Tuesday, October 4, 2011

Spell Corrector for Apropos

One of the new features I wrote in apropos is a basic yet reasonably effective spell corrector.  While working on apropos, one big nuisance that I noticed was wrongly spelled keywords in the query. When supporting full text searches, I guess it is the usual expectation to have support for spell correction as well.

The search of apropos is based on the Boolean search model, which means that it will return only those documents which contain all the keywords mentioned in the query. This means that you misspell even one keyword and you will either get all non-relevant search results or no results at all. This behaviour is contradictory to the way conventional apropos did it's search, it would return all the results which matched even one of the keywords.

The user might think that "this new apropos is useless, can't get me any right results." Then he would most likely start experimenting by changing keywords and he might or might not succeed. The point is, apropos should be clever enough to inform the user that probably he misspelled one or more keywords in the query, so that the user doesn't waste time scratching his head.

Implementation Of The Spell Corrector: Writing an industry strength spell corrector (like that of Google, Bing, etc.) is a complex task and I have no idea about their intricacies. I was looking for a fairly basic implementation. I came across two articles which discussed implementation of a relatively simple spell checker. One article was by Jon Bentley in his famous book Programming Pearls and the second was from Prof. Peter Norvig in his famous post "How to write a spell corrector". I decided to go with Peter Norvig's implementation because of it's simplicity and ease of implementation. Before continuing, I would like to thank Prof. Norvig for writing such an insightful article and sharing it :-)

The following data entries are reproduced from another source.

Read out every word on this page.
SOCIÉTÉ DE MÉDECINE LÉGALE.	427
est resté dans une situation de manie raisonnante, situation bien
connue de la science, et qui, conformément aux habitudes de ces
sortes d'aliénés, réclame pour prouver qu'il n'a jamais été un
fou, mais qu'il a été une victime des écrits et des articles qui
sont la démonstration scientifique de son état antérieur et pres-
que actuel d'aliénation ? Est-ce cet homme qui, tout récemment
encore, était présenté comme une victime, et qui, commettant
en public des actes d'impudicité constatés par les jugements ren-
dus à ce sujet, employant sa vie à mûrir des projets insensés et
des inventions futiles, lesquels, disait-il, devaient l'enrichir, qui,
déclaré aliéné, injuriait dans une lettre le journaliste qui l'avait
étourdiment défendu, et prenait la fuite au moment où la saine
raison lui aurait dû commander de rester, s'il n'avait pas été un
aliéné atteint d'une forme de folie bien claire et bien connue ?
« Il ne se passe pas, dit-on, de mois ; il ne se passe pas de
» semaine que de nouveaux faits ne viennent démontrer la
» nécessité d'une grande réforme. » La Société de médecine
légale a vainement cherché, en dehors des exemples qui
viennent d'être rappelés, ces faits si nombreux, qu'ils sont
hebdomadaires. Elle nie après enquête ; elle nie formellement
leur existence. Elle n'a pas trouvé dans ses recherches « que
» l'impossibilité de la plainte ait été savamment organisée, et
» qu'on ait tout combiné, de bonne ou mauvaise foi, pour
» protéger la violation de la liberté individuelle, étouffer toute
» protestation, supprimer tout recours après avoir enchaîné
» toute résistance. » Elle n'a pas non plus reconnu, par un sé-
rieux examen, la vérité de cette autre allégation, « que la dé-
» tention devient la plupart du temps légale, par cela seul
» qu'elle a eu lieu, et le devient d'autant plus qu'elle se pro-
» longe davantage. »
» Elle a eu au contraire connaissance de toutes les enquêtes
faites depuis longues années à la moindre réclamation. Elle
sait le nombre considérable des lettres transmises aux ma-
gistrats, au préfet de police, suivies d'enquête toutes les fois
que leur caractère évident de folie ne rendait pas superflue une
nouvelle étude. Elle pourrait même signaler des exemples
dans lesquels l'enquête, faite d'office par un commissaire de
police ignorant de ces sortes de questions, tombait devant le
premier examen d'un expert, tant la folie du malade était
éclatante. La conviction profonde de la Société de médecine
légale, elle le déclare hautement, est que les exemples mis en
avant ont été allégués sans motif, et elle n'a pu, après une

I highly recommend reading Prof. Norvig's article to understand the maths and logic involved properly, I am going to give some insight on what his Python code is doing and then produce the C translation of the code, with some demo.

The idea is to find the word at the least edit distance from the word being checked for. Edit distance here means, the number of characters from the given word you need to add, remove or change position to get the correctly spelled word. Peter Norvig mentioned in his post that for 80-95% cases edit distance 1 is sufficient.

The strategy for finding words at edit distance 1 is very simple. Four different kind of mistakes are possible that can lead to a misspelled word at edit distance 1. These are:
  1. Deletion: You missed a character while typing the word. For example: "speling".
  2. Transposition: You exchanged the positions of two adjacent characters in the word. For example: "teh" instead of "the"
  3. Replace: You replaced an alphabet in the word with some other alphabet (possibly you pressed the wrong key on the keyboard). For example: "dapple" instead of "apple" or "produkt" instead of "product"
  4. Insertions: You probably entered one additional alphabet in the spelling of the word. For example: "filles" when you mean "files".
I will take a simple example and show all it's possible permutations at edit distance 1. Let's say we misspelled "the" as "teh", then following are the different possible permutations:

deletes =  ['eh', 'th', 'te']

transpose =  ['eth', 'the']

#the replaces and inserts list is compacted but you get the idea
replaces =  ['aeh', 'beh', 'ceh', 'deh', 'eeh', 'feh', ..., 'zeh', 
                 'tah', 'tbh', 'tch', 'tdh', 'teh', 'tfh', ..., 'tzh'
                  'tea', 'teb', 'tec', 'ted', 'tee', 'tef', ..., 'tez']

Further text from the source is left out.